There are two known conditions that affect the method: (i) the WGF can be slow when there are too many (>20) distinct windows, however, we have optimized the algorithm to be fast enough for the typical IMPC number of peaks ($\approx 3$s for 1500 samples and $16$ peaks under $k=1$ and $l=30$); and (ii) our resampling scenario indiciated that our soft windowing approach is sensitive to the data that have a high level of outliers or random deviation from the mean. This may result from a bias in the design of the resampling but may also indicate that using all available controls may be appropriate for the cases with extreme variability.
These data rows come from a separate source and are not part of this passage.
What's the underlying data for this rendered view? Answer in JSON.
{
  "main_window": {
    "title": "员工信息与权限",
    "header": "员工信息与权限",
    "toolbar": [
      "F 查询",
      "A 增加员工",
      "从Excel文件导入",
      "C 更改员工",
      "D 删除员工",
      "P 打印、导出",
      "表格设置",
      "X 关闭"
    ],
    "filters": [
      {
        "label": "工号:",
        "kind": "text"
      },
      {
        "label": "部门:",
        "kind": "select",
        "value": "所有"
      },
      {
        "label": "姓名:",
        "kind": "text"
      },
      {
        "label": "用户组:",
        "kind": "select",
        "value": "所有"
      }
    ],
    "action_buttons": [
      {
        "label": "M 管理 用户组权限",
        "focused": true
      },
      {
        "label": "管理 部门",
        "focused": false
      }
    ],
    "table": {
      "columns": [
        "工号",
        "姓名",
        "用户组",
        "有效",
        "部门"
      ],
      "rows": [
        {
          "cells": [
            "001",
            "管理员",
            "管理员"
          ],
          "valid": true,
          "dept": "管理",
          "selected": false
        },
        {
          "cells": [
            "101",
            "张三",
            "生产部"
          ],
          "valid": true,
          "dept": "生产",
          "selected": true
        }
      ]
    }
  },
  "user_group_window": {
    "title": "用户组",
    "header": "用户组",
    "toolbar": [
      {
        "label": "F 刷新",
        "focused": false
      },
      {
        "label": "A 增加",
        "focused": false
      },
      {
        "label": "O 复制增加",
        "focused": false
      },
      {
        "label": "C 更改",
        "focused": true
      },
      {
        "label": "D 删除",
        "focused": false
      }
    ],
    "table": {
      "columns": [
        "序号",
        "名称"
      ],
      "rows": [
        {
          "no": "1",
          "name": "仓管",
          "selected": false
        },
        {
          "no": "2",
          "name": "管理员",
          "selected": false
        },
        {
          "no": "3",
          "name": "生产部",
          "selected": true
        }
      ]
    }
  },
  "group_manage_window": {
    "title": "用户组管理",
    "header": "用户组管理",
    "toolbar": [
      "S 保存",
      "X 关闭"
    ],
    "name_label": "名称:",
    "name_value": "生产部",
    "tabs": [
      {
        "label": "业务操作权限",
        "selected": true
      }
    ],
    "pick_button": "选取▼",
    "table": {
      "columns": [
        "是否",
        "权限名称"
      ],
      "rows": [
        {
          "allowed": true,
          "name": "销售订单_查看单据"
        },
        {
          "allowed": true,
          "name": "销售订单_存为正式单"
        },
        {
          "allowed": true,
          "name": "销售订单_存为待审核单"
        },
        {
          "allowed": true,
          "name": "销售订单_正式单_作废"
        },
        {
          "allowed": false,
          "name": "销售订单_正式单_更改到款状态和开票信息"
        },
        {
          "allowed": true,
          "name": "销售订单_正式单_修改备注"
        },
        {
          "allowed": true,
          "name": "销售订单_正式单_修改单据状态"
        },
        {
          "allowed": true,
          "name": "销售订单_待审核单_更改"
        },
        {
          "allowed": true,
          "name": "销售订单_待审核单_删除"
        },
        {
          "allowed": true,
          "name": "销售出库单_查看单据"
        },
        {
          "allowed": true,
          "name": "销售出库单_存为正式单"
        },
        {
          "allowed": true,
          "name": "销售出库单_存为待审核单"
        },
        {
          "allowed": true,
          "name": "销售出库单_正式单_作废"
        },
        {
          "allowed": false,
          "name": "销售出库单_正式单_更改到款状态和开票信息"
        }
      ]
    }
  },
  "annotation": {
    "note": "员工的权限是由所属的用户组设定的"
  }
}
Our soft windowing approach addresses the scaling issues associated with analysing an ever-increasing set of control data in long-term projects by eliminating controls with weights sufficiently close to zero from future analysis. In the case of the IMPC, once a window of control data is determined for a dataset, there would be no further requirement to re-analyse the dataset with each subsequent data release. This will reduce the computational resources needed with the resulting gene-phenotype associations remaining stable, greatly facilitating data exchange with research groups trying to functionally validate genes and their disease variants. Our findings also have important implications for such efforts as the UK BioBank and the All of Us initiatives where large cohort sizes coupled with mobile medical sensors are generating phenotype data at an unprecedented rate (Sankar and Parker, 2017; Sudlow et al., 2015). Researchers performing restrospective analysis to analyse exposures for a defined outcome group (e.g. metabolic disease) are challenged by the variability and longitudinal characteristics associated with these datasets. The methods described here can be used with these human health resources to maximize analytical power and help researchers find the genetic and environmental contributers to human diseases.

Funding

This work was supported by [H.H., J.C.M., V.M.-F., F.L.-G., K.B., R.K., E.S., S.D.M.B., D.S., P.F., A.M.M., H.P., T.F.M.—NIH: UM1 HG006370], [E.F.A., A.M.F., A.B., C.M.—NIH: UM1 OD023221; Genome Canada and Ontario Genomics (OGI-051 & 137)], [V.K., J.W.—NIH: UM1OD023222], [D.C., K.C.K.L.—NIH: UM1 OD023221], [J.K.S., A.Gas., A.Gar., A.E.C., C.-W.H., C.L.R., D.G.L., I.L., J.R.G., J.J.G., R.B., R.C.S., S.V., J.D.H., M.E.D.—NIH: UM1 HG006348; U42 OD011174; U54 HG005348], [M.T., N.T., M.H., O.Y.—Management Expenses Grant for RIKEN BioResource Research Center, MEXT], [J.K.K., S.Y.C., Y.K.K., J.K.S.—Korea Mouse Phenotyping Project (2017M3A9D5A01052447) of the Ministry of Science, ICT and Future Planning through the National Research Foundation], [G.B.A., M.-F.C., L.V., S.L., H.M., M.S., P.T.R., T.S., H.Y.—We are grateful to members of the Mouse Clinical institute (MCI-ICS) for their help and helpful discussion during the project. The project was supported by the French National Centre for Scientific Research (CNRS), the French National Institute of Health and Medical Research (INSERM), the University of Strasbourg and the ‘Centre Europeen de Recherche en Biomedecine’, and the French state funds through the ‘Agence Nationale de la Recherche’ under the frame programme Investissements d’Avenir labelled (ANR-10-IDEX-0002-02, ANR-10-LABX-0030-INRT, ANR-10-INBS-07 PHENOMIN)], [G.M., H.F., L.G., L.B., N.S., H.M., V.G.-D.—German Federal Ministry of Education and Research: Infrafrontier [no. 01KX1012] (M.HdA.), the German Center for Diabetes Research (DZD), EU Horizon2020: IPAD-MD [no. 653961] (M.HdA.)], [WW EUCOMM: Tools for Functional Annotation of the Mouse Genome’ (EUCOMMTOOLS) project - grant agreement no. [FP7-HEALTH-F4-2010-261492]].

Conflict of Interest: none declared.